“We made €12,500 in one day”: 31-year-old created a strawberry and chocolate business that became a ‘phenomenon’ and has now reached Portugal

Gelado La Freseteria. Créditos: La Freseteria

Alejandro, a 31-year-old Spanish businessman, says he has already earned 12,500 euros in a single day in a 25 square meter store dedicated to strawberries with chocolate, an example of a “small business, high turnover” that is gaining ground in Spain, and which has already arrived in Portugal.

The story was published by the Spanish portal Noticias Trabajo, which frames the case in a country where youth unemployment remains high, with values ​​frequently above 25% in recent European reference readings.

According to the report, the idea was born after an experience in London, where the businessman saw queues for a strawberry and chocolate station, and decided to adapt the concept with a Spanish product and an aggressive social media strategy.

What’s behind the phenomenon: simple product, “experience” and social networks

The brand associated with the case is La Fresería, which presents itself as a concept centered on “national” strawberries and quick consumption, designed for small stores and large rotation.

In the text, Alejandro states that the brand’s first video on the networks reached 100 million organic views in one week, a number difficult to verify independently, but consistent with the idea that growth was largely driven by viral content.

El País described the “queue effect” as part of the model: a visual product, easy to share, with toppings and formats designed for immediate consumption, supported by a marketing and rapid expansion strategy.

How many stores does it have and where does Portugal fit in?

Regarding size, the numbers vary depending on the date of the source: Noticias Trabajo speaks of 39 locations in Spain, Portugal and France, while a recent sectoral report points to 42 locations in less than two years.

There is also specialized coverage referring to international expansion and presence in Portugal, with the brand “crossing borders” and preparing new openings outside of Spain.

In Portugal, it is possible to taste strawberries with chocolate in Aveiro, at Rua José Estêvão 24, and in Lisbon, at Rua da Conceição 40.

In other words, for the Portuguese reader, the practical point is this: it is no longer just a fashion “out there”, the expansion to Portugal means that the phenomenon begins to appear in urban centers and high-traffic areas, where the small store model works better.

The number that attracts clicks: 12,500 euros in a day in a 25 m² store

The phrase that is circulating, “12,500 euros in one day”, is presented as a peak in turnover, not as a daily average. Still, it is an indicator of how impulse businesses can have “explosive” days when they combine location, queue and virality.

The report mentions prices that can range from lower values ​​to “XL” versions, which helps to explain billing when there is volume and when the product is purchased in a group or in repetition.

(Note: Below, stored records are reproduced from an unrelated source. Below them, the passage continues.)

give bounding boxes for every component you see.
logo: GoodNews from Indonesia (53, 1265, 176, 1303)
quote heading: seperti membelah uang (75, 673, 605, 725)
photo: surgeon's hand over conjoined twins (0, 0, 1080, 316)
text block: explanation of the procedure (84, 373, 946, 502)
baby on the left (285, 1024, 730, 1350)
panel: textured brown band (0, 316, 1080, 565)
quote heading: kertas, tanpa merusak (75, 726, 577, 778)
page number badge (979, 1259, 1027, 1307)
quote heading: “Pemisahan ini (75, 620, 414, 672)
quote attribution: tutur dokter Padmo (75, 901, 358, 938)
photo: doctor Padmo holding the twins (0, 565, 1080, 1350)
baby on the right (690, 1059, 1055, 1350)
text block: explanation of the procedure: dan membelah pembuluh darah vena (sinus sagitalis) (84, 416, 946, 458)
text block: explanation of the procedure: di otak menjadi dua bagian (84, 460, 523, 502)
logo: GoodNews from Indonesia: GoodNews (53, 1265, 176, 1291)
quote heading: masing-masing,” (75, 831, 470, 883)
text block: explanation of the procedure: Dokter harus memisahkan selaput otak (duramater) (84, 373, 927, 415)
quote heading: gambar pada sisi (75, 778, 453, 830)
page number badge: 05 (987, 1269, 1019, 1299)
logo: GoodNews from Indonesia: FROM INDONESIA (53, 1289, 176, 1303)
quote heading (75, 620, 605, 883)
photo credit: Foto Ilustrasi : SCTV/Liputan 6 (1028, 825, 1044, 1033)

But there is an implicit warning: turnover is not profit. In concepts of this type, costs of raw materials, chocolate/toppings, energy, rent, team, platform commissions and waste count, and this is where many “viral” businesses fail when the peak drops.

The context that explains the interest: youth unemployment and entrepreneurship “out of necessity”

The case is framed by the difficulty many young people have in finding stable work in Spain. Recent European data points to Spanish youth unemployment as one of the highest in the EU, with values ​​around 25% in 2025 readings.

The story is used as a narrative of “creating opportunity” when it does not arrive, something that, with the cost of living increasing, also appears in Portugal, although with different numbers and market.

For those reading in Portugal, the interest is less in the “motivational story” and more in the trend: small formats, Instagrammable experience, simple product and rapid expansion, a model that could appear in more cities, especially where there is tourism and street consumption.

What is worth retaining (without romanticizing)

Alejandro’s case shows how a banal product can become a phenomenon when there is differentiation in experience, efficient operation and well-done marketing.

But it also highlights the risk of easy reading: numbers like “€12,500 in one day” are eye-catching and real as a statement, but they do not replace the essentials, consistency of sales, margins, seasonality and costs.

If fashion catches on in Portugal, the most visible impact for the consumer will be simple: more take-away stores selling quick desserts and queues at high-traffic points. For those who are entrepreneurs, the lesson is different: virality can open the door, but only management closes the month.